German wholesaler Metro says it expects profits to fall in the 2018/19 financial year due to its challenging Russian business and investments in digitalization, despite a tendency for a rise in sales in Eastern Europe and Asia, ESM Magazine reported.
Metro has been restructuring its Russian business since poor performance at the unit forced it to issue a profit warning in April, hitting its shares.
The company said it expects to see a “measurable trend improvement” in sales in Russia in 2018/19 but still forecasts a “mid- to high-single-digit percentage” fall in EBITDA, although the unit is profitable.
Metro’s shares have fallen by a quarter in the last year. The company said it expects sales to rise 1-3% in 2018/19, while earnings before interest, taxation, depreciation, and amortization (EBITDA), excluding contributions from real estate transactions, could fall by around 2-6%.
Chief Executive Olaf Koch said the sale process was progressing well. He said last month that a nationwide strike by Real workers should not derail the sale.
“Overall, 2017/18 was a successful one for Metro. We have made significant progress in many areas but also had to overcome a number of unexpected challenges. We have come very far in our transformation to focus fully on the wholesale business, which showed positive like-for-like growth for the fifth year in a row,” Koch said.

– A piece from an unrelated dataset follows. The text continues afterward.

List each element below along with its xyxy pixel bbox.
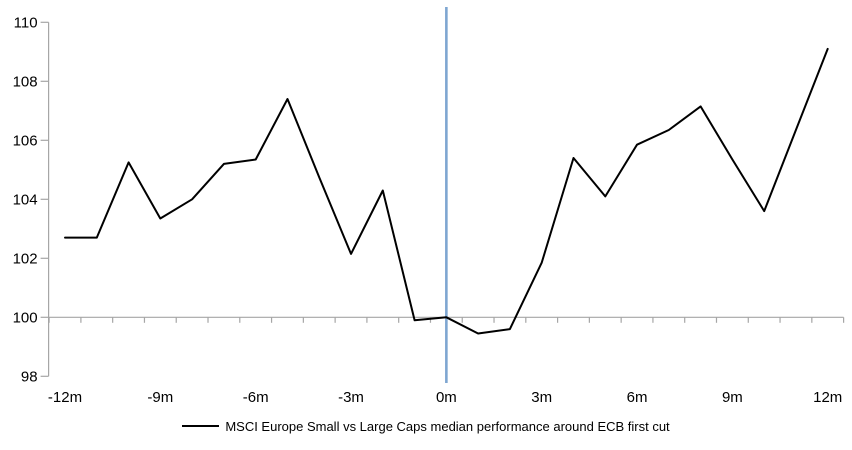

Metro said it was making progress on the sale process for its loss-generating Real hypermarkets’ chain. A source close to the company said several potential bidders had expressed interest in the business, including financial investors and other retailers.
Germany’s Handelsblatt daily reported that Amazon might be interested in some Real stores, while rival hypermarket chain Kaufland, part of the Schwarz Group that owns discounter Lidl, could also be a bidder, despite anti-trust concerns.